If Henrik Ibsen and Oscar Wilde had decided to collaborate on a post-modern drawing-room comedy, the hotsy-totsy twosome surely would have turned out something very much like Sarah Ruhl’s genuinely hysterical new work
In the Next Room or the vibrator play, now being presented by Lincoln Center Theatre at Broadway’s Lyceum Theatre.
Setting her play at the time Ibsen and Wilde were writing, Ruhl has no compunction about the dramatic propriety of vibrators, an appliance only used back then to treat women diagnosed with hysteria (or as the play puts it “congestion in the womb”). She’s convinced — and she’s not alone here — that the so-called condition was just another 19th-century tactic to repress women’s natural desires in a world ruled by skewed sexist male fears.
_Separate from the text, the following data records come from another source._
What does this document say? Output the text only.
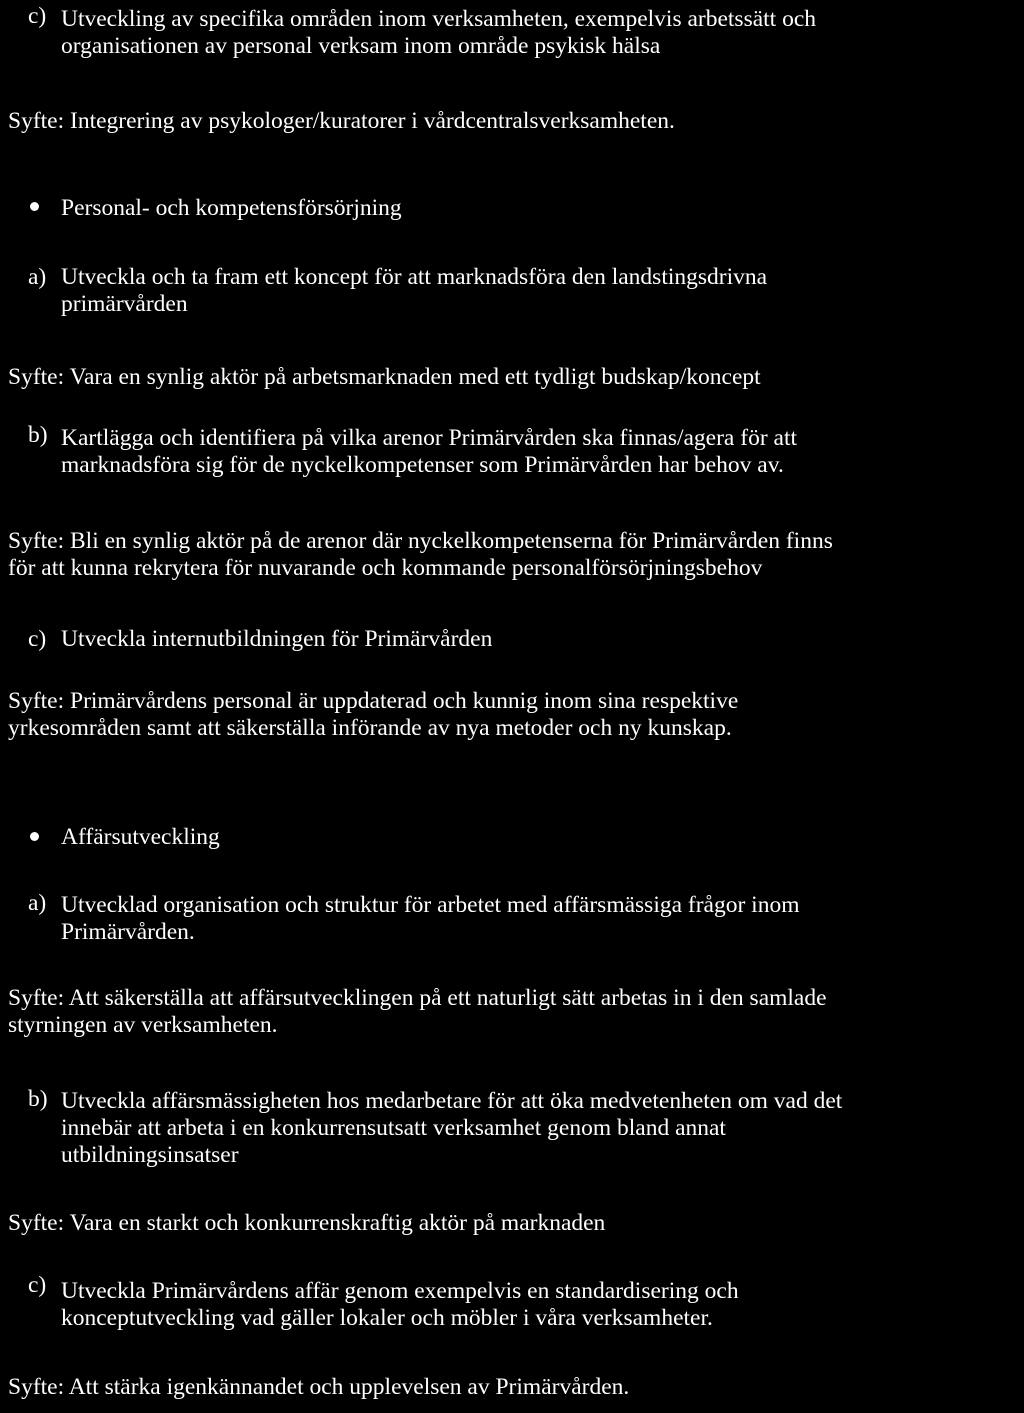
c) Utveckling av specifika områden inom verksamheten, exempelvis arbetssätt och
organisationen av personal verksam inom område psykisk hälsa
Syfte: Integrering av psykologer/kuratorer i vårdcentralsverksamheten.
Personal- och kompetensförsörjning
a) Utveckla och ta fram ett koncept för att marknadsföra den landstingsdrivna
primärvården
Syfte: Vara en synlig aktör på arbetsmarknaden med ett tydligt budskap/koncept
b) Kartlägga och identifiera på vilka arenor Primärvården ska finnas/agera för att
marknadsföra sig för de nyckelkompetenser som Primärvården har behov av.
Syfte: Bli en synlig aktör på de arenor där nyckelkompetenserna för Primärvården finns
för att kunna rekrytera för nuvarande och kommande personalförsörjningsbehov
c) Utveckla internutbildningen för Primärvården
Syfte: Primärvårdens personal är uppdaterad och kunnig inom sina respektive
yrkesområden samt att säkerställa införande av nya metoder och ny kunskap.
Affärsutveckling
a) Utvecklad organisation och struktur för arbetet med affärsmässiga frågor inom
Primärvården.
Syfte: Att säkerställa att affärsutvecklingen på ett naturligt sätt arbetas in i den samlade
styrningen av verksamheten.
b) Utveckla affärsmässigheten hos medarbetare för att öka medvetenheten om vad det
innebär att arbeta i en konkurrensutsatt verksamhet genom bland annat
utbildningsinsatser
Syfte: Vara en starkt och konkurrenskraftig aktör på marknaden
c) Utveckla Primärvårdens affär genom exempelvis en standardisering och
konceptutveckling vad gäller lokaler och möbler i våra verksamheter.
Syfte: Att stärka igenkännandet och upplevelsen av Primärvården.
The focus is on vibrator therapist Dr. Givings (Michael Cerveris), who lives with his docile though vibrant wife (Laura Benanti). He treats daily the piano-playing Mrs. Daldry (Maria Dizzia), who is accompanied on many of her increasingly ecstatic visits by repressive husband (Thomas Jay Ryan), a gentleman of the retrograde school. As Mrs. Daldry regularly becomes relieved by Dr. Givings’ relatively graphic vibrator ministrations, drawing-room-condemned Mrs. Givings is increasingly intrigued at what she hears through the closed door to the next room. Her interest in those goings-on only heightens as she also interacts with black wet-nurse Elizabeth (Quincy Tyler Bernstine), male hysteric and painter Leo Irving (Chandler Williams), and Dr. Givings’ medical assistant, Annie (Wendy Rich Stetson).
Handed material that theatergoers stuck in a bygone age might find unsavory, director Les Waters has honed it to a fare-thee-well. (He also helmed the piece for its Berkeley Repertory Theatre debut.) And his actors are certainly a game lot. Dizzia, Benanti, and Williams are obliged to present several approaches to orgasms, a requirement that may have evoked second thoughts on initial readings of the lubricious script. But they leap in. Cerveris, as a detached man of science, is adept at stripping his emotions bare and then some. Bernstine gets to deliver the play’s longest speech — a confession of her resentment at wet-nursing an infant after her own son died at 12 weeks — and she breaks hearts with it. Ryan’s thick-skulled Mr. Daldry and Stetson’s secretly unhappy and longing Annie are additional assets.
When Ruhl’s thoroughly delightful and debunking comedy begins, Mrs. Givings is showing daughter Lotty the wonders of electricity by turning a lamp on and off. It’s one more of the playwright’s hard-to-miss symbols, this one instantly tipping spectators to the light she expects to throw on the depiction of characters struggling towards accommodation with sexual desire and acknowledging it as normal human behavior. (Speaking of symbolism, check out Annie Smart’s smart set, designed as two eminently Victorian rooms, one featuring a surgical-room screen made of Burberry fabric.)
Indeed, Ruhl is so accomplished in her aim as she progresses toward a dazzling Edenic conclusion that Sigmund Freud himself might have applauded her bold grappling with civilization and its discontents. He might even have conceded that Ruhl supplies the correct answer to the question that baffled him, “What do women want?”